- Operational scope: Sabotage iron ore production
- Location: Fosdalen iron ore mines, Trøndelag, Norway
- Objective: Sabotage iron ore production
- Date: 16 September 1942 – 5 October 1942
- Executed by: Company Linge
- Outcome: Limited Success

= Operation Kestrel =

Operation Kestral was a World War II mission conducted by a branch of the British Special Operations Executive (SOE) called Company Linge, which was a Norwegian group. The operation aimed to sabotage production at the Fosdalen iron ore mines.

== Background ==
During the occupation of Norway, Fosdalen was the only one of the larger Norwegian iron mines that extracted ore almost continuously. In total, just over 800,000 tonnes were exported to the German armour industry from Fosdalen. Several attempts were made to increase the breaking rate, but were never carried out, mainly due to a lack of materials and manpower.
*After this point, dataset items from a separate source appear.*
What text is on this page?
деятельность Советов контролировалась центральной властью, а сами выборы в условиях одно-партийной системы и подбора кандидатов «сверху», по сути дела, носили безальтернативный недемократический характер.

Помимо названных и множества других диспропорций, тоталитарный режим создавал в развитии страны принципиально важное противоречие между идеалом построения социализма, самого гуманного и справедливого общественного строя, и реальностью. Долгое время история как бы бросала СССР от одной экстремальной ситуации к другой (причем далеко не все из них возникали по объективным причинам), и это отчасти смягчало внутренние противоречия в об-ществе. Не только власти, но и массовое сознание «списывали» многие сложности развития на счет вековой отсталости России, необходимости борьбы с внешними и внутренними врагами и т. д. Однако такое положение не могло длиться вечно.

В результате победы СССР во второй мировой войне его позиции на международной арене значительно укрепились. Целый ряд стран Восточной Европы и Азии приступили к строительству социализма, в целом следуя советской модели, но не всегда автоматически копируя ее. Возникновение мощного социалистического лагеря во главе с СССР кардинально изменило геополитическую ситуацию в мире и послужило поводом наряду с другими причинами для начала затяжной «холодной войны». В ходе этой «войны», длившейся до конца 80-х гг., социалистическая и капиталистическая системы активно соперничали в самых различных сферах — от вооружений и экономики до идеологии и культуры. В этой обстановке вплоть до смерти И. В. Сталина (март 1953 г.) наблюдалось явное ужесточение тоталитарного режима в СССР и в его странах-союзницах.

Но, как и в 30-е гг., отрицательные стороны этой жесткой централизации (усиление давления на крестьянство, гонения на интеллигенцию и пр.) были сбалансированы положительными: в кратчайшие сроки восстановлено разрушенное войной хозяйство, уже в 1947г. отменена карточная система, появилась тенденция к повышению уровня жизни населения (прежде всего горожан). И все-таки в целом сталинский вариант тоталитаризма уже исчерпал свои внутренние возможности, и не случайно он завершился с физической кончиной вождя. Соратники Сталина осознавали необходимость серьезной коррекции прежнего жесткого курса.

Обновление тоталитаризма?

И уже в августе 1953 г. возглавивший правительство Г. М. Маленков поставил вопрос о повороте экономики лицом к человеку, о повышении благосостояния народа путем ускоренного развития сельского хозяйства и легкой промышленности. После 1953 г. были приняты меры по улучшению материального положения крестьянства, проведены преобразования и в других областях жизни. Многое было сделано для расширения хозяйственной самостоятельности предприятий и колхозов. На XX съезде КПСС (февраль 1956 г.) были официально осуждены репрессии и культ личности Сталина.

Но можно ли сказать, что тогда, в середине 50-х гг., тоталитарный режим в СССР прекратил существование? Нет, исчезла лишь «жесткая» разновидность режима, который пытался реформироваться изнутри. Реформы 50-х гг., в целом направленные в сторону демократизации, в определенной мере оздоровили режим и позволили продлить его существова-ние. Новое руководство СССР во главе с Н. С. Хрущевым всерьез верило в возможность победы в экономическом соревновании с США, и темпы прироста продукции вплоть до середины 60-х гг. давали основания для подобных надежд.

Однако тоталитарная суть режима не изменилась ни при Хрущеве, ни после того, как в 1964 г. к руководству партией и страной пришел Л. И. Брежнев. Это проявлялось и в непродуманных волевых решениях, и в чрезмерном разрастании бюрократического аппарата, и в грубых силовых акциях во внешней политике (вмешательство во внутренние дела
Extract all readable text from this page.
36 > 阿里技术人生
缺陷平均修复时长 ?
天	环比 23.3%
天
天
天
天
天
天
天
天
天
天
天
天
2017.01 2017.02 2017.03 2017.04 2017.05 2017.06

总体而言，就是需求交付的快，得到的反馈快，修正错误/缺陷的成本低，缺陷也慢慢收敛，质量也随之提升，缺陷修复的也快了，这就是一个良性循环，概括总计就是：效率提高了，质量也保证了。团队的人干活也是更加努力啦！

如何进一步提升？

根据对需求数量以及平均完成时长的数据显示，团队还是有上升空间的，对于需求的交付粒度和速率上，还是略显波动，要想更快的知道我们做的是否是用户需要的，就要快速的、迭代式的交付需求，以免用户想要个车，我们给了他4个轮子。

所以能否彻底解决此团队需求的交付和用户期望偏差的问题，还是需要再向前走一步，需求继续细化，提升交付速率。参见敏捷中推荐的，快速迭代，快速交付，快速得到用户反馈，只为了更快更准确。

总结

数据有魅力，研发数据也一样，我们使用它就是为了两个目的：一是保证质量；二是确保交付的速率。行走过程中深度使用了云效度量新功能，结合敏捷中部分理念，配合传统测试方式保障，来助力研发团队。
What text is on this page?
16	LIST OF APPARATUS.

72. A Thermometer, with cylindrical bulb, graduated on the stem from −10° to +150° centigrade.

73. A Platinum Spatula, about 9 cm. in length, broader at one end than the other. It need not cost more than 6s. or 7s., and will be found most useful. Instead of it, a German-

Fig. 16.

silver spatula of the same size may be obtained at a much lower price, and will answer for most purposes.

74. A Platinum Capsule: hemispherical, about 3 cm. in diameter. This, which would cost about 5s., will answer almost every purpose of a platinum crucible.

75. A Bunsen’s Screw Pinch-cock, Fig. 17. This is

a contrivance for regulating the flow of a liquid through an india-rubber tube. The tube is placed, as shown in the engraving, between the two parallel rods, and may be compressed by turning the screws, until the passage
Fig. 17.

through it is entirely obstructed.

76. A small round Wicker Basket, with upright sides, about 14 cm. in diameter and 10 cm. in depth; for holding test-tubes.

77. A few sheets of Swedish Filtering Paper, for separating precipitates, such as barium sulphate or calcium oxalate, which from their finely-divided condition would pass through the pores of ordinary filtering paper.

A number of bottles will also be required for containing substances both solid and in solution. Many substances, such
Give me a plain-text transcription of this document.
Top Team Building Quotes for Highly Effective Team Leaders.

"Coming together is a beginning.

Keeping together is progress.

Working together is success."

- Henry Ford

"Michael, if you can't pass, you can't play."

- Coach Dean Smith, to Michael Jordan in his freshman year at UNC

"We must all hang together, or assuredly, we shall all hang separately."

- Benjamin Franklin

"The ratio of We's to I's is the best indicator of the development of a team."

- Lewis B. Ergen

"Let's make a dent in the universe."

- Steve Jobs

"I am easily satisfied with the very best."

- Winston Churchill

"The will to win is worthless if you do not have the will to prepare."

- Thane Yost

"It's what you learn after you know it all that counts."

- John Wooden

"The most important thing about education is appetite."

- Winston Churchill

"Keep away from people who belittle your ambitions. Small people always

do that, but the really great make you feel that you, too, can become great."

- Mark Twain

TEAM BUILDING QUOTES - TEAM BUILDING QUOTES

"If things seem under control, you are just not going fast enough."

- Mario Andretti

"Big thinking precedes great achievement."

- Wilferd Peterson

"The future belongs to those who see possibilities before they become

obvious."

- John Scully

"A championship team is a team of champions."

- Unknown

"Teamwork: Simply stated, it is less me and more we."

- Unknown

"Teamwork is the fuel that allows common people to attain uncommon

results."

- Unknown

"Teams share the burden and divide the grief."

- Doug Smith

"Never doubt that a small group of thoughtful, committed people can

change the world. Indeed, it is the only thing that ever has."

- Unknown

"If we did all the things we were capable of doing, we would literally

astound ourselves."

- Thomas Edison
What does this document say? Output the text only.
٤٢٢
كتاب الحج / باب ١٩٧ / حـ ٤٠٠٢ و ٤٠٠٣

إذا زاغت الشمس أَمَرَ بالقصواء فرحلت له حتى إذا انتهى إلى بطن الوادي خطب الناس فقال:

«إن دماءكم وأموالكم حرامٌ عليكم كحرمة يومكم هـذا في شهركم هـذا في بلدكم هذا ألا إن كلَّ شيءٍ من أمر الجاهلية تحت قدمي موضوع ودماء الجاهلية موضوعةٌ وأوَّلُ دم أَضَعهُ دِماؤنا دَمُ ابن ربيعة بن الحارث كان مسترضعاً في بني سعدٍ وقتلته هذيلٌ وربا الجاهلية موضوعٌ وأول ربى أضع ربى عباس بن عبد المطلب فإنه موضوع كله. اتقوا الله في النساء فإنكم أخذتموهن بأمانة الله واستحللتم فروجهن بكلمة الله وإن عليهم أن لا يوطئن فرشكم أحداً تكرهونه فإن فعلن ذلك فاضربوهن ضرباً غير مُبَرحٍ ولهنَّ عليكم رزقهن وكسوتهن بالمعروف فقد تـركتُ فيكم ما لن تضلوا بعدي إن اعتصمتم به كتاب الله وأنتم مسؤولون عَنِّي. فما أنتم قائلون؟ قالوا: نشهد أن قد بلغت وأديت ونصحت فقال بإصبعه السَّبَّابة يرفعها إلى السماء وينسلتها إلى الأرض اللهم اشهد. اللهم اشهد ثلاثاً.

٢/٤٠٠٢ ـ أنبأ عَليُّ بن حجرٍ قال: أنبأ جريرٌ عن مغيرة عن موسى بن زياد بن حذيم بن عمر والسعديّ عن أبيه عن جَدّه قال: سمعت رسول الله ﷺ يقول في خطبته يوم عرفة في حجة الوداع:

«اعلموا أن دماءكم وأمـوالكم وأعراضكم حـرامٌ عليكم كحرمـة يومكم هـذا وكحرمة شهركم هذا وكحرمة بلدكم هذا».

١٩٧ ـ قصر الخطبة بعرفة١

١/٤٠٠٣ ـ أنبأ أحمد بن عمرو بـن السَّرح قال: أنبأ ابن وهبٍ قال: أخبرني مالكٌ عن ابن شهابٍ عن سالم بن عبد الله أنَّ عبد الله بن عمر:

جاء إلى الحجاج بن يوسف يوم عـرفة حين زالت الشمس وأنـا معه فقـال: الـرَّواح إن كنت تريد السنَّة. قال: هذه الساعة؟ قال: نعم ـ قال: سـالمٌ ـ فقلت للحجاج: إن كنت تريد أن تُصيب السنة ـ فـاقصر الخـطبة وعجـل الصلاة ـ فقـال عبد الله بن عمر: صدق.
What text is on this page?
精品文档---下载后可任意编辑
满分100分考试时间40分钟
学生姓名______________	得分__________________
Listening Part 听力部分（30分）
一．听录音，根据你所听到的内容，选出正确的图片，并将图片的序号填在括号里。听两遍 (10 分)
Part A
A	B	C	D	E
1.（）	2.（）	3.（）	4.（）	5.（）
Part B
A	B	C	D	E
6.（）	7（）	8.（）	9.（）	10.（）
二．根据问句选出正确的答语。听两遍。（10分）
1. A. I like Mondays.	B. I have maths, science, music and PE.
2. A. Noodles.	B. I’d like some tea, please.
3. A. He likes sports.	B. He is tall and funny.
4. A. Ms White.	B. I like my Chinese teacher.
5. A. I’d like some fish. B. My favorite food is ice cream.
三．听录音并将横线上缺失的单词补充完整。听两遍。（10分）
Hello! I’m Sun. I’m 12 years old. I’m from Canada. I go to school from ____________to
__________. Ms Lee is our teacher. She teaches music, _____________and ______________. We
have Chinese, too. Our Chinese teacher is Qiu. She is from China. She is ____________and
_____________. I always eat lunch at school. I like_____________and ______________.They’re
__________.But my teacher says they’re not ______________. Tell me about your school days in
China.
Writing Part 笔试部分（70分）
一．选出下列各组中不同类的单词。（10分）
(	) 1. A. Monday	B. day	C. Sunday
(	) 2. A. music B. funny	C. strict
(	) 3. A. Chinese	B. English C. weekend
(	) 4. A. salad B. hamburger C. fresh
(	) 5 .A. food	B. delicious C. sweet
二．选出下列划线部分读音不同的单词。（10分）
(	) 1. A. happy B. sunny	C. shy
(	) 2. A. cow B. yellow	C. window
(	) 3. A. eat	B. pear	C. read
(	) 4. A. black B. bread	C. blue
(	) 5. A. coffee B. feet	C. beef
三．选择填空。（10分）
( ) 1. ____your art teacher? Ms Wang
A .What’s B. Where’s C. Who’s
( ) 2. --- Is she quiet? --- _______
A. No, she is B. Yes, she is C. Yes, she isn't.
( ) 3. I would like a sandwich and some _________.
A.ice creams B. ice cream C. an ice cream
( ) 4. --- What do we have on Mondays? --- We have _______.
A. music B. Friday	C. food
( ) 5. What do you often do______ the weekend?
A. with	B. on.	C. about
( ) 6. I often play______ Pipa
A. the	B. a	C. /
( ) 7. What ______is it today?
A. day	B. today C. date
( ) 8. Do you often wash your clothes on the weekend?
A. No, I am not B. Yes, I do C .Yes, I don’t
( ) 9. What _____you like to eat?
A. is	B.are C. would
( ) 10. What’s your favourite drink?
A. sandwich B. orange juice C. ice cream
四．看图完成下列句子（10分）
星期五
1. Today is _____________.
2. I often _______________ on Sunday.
A number of Norwegians were forcibly discharged to work in the mines.

== The mission ==

=== Landing in Norway ===
Three SOE operatives from Company Linge; Per Getz, Torleif Grong and Leif Well departed from the Shetland Islands by sea on September 16, 1942. They arrived in the northwest part of Vikna Municipality three days later. They tried several times to get into mainland Norway, and with the help of the lighthouse keeper's assistant at Nordøyan Lighthouse landed in Flatanger Municipality. On October 5, the group made their way to the mine where they placed charges and firebombs in the engine house that caused damage to the mine's production.

=== Aftermath ===
Production at the Fosdalen mine was reduced by twenty-five percent for two months. After the sabotage, all three men managed to escape to Sweden.